Il y a quelques mois, en octobre passé, j’ai accueilli en Suisse une jeune femme, Mme Victoria Nyanjura. Originaire d’Ouganda. Elle a été enlevée par un groupe armé lorsqu’elle avait 15 ans et contrainte à vivre en captivité, comme esclave, pendant huit ans. Le témoignage de son adolescence est bouleversant. Elle raconte comment elle a connu de nombreux enfants qui furent forcés de perpétrer des crimes d’une violence sans nom - et sans âme - contre leur communauté, contre leurs proches, contre leurs familles. Des enfants qui sont des victimes, à qui on a volé leur enfance, cadeau si précieux pour la vie, des enfants-victimes qui sont forcés à en faire d’autres.

On estime le nombre des enfants-soldats dans le monde à 250'000. J'ai souhaité que la Suisse s'engage plus fortement dans la lutte contre ce phénomène. Nous avons développé et présenté l'an dernier un plan d'action.

Chaque cas d'enfant soldat pose un défi particulièrement lourd à la justice juvénile et souligne la nécessité d’une approche adaptée à la victime et à sa communauté. Le châtiment ne peut pas être le premier but du système judiciaire lorsqu’il a en face de lui un enfant qui doit construire sa vie et qui doit participer à la construction d’une société. Dans ces cas-là, le système judiciaire doit avoir une fonction réparatrice.
Parce que l’infraction détruit, la justice doit aider à réparer. Elle ne saurait être là pour détruire davantage!

Les atrocités que les enfants soldats sont forcés de commettre sont un exemple extrême dans lequel les défis pour la justice juvénile sont particulièrement élevés. Mais tout enfant et tout jeune qui entre en conflit avec la loi est en droit d’attendre un traitement particulier de la part du système judiciaire car il bénéficie d’une protection spéciale, due à la nature même de l'enfance, une protection reconnue et assurée par la Convention relative aux droits de l’enfant.
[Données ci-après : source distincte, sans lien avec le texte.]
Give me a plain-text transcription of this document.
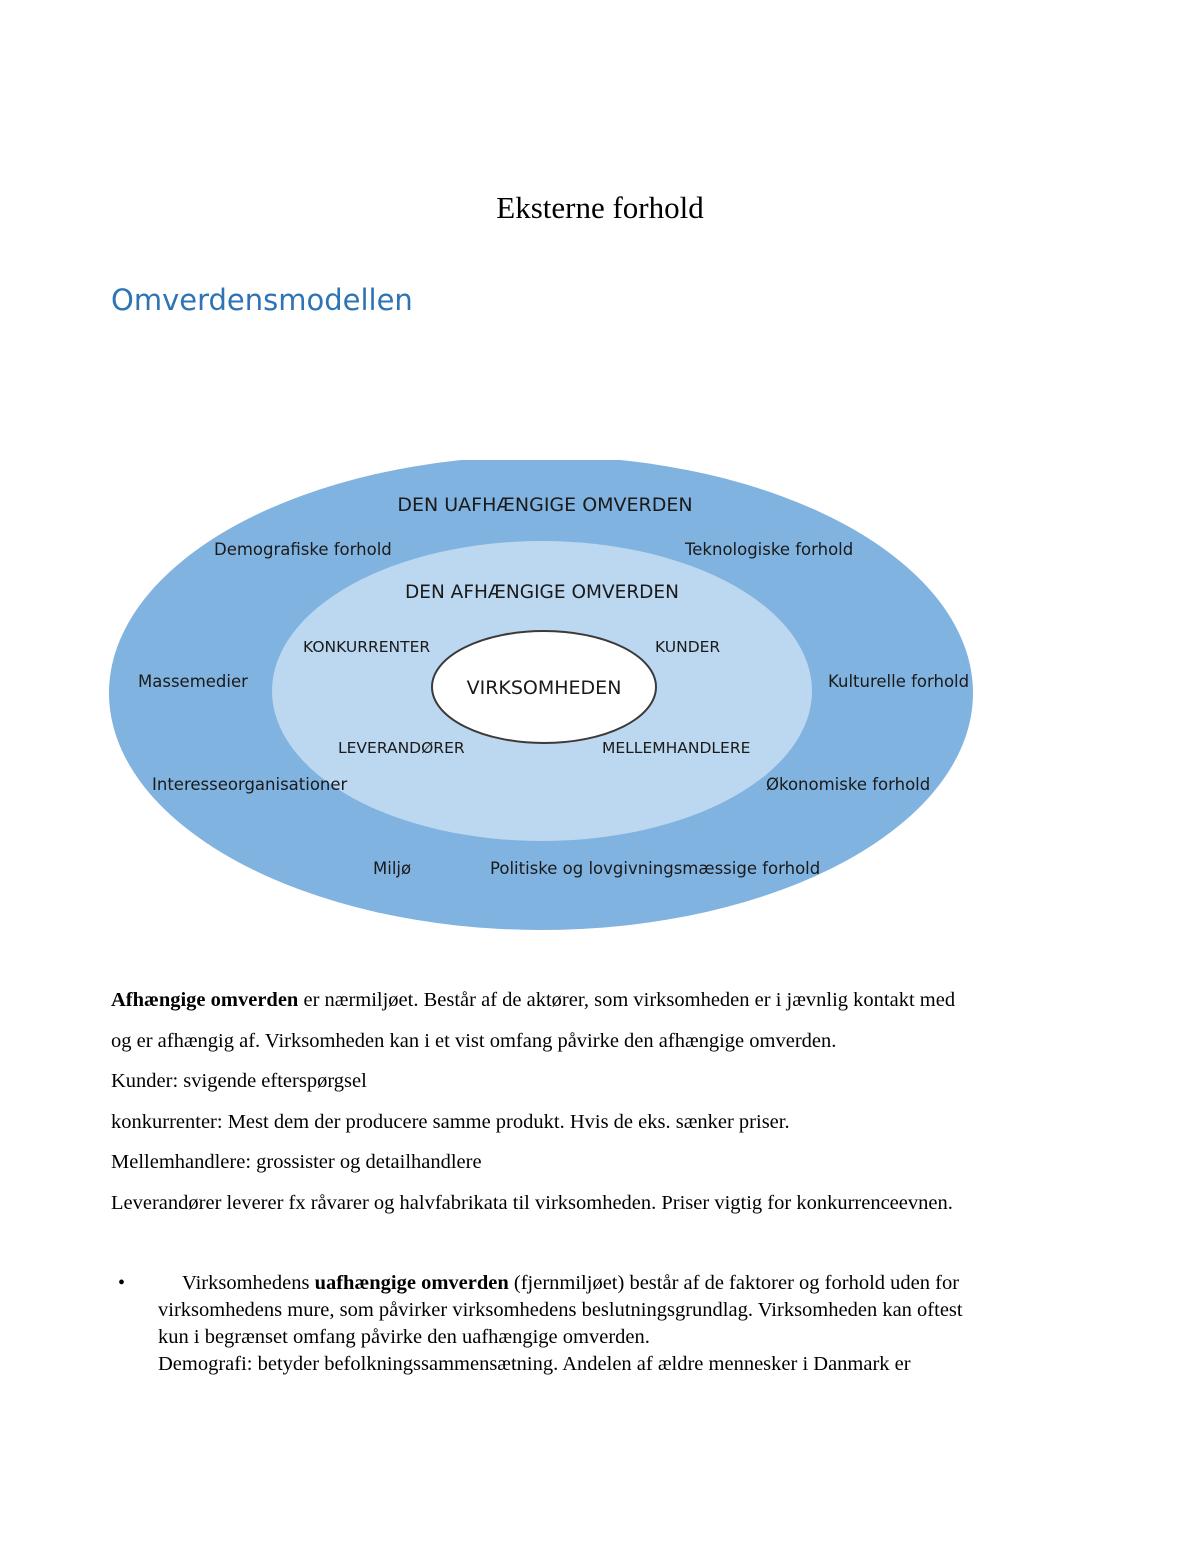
Eksterne forhold
Omverdensmodellen
DEN UAFHÆNGIGE OMVERDEN
Demografiske forhold	Teknologiske forhold
DEN AFHÆNGIGE OMVERDEN
KONKURRENTER	KUNDER
Massemedier	VIRKSOMHEDEN	Kulturelle forhold
LEVERANDØRER	MELLEMHANDLERE
Interesseorganisationer	Økonomiske forhold
Miljø	Politiske og lovgivningsmæssige forhold
Afhængige omverden er nærmiljøet. Består af de aktører, som virksomheden er i jævnlig kontakt med
og er afhængig af. Virksomheden kan i et vist omfang påvirke den afhængige omverden.
Kunder: svigende efterspørgsel
konkurrenter: Mest dem der producere samme produkt. Hvis de eks. sænker priser.
Mellemhandlere: grossister og detailhandlere
Leverandører leverer fx råvarer og halvfabrikata til virksomheden. Priser vigtig for konkurrenceevnen.
•	Virksomhedens uafhængige omverden (fjernmiljøet) består af de faktorer og forhold uden for
virksomhedens mure, som påvirker virksomhedens beslutningsgrundlag. Virksomheden kan oftest
kun i begrænset omfang påvirke den uafhængige omverden.
Demografi: betyder befolkningssammensætning. Andelen af ældre mennesker i Danmark er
Si la justice juvénile concerne en premier lieu les enfants en conflit avec la loi, il est aussi important, bien sûr, de ne pas perdre de vue les enfants victimes et les enfants témoins: eux-aussi sont vulnérables ; eux aussi ont une dignité et un statut dont la défense exige des égards particuliers. Parce qu'ils sont des enfants!

Or nous savons depuis longtemps, au moins depuis Jean Piaget - un Neuchâtelois qui a changé notre vision de l'enfant dans le monde, depuis cette ville de Genève où nous nous réunissons aujourd'hui - nous savons que les enfants sont précisément des enfants, pas des adultes en miniature. Ils sont ces êtres en construction, qui développent leur intelligence du monde en assimilant ce qu'ils y découvrent.

Nous ne voulons pas qu'ils assimilent une perception violente, brutale, injuste du monde! Ni de la justice. Par respect pour l'enfance, pour la justice, pour l'avenir.

Dans de nombreux pays, les moins de 18 ans représentent entre 40 et 50 % de la population. Ce chiffre est tout d’abord une extraordinaire promesse d’avenir; c’est de l’énergie, de l’espoir, du talent et de la créativité pour bâtir le monde de demain. C'est un monde plein de vie!

En même temps, tous les pays sont confrontés à des infractions commises par des enfants et des jeunes et à la difficulté d’apporter des réponses appropriées aux questions que ces infractions soulèvent: comment éviter la récidive et réussir la réinsertion? Comment prévenir la violence institutionnelle envers les enfants soumis aux procédures judiciaires? Comment favoriser la participation d’un enfant, selon son âge et sa maturité, à sa propre réinsertion? Comment assurer pour l’enfant que des fautes commises dans la jeunesse ne minent toute sa vie ? Comment assurer au mieux la protection du reste de la société?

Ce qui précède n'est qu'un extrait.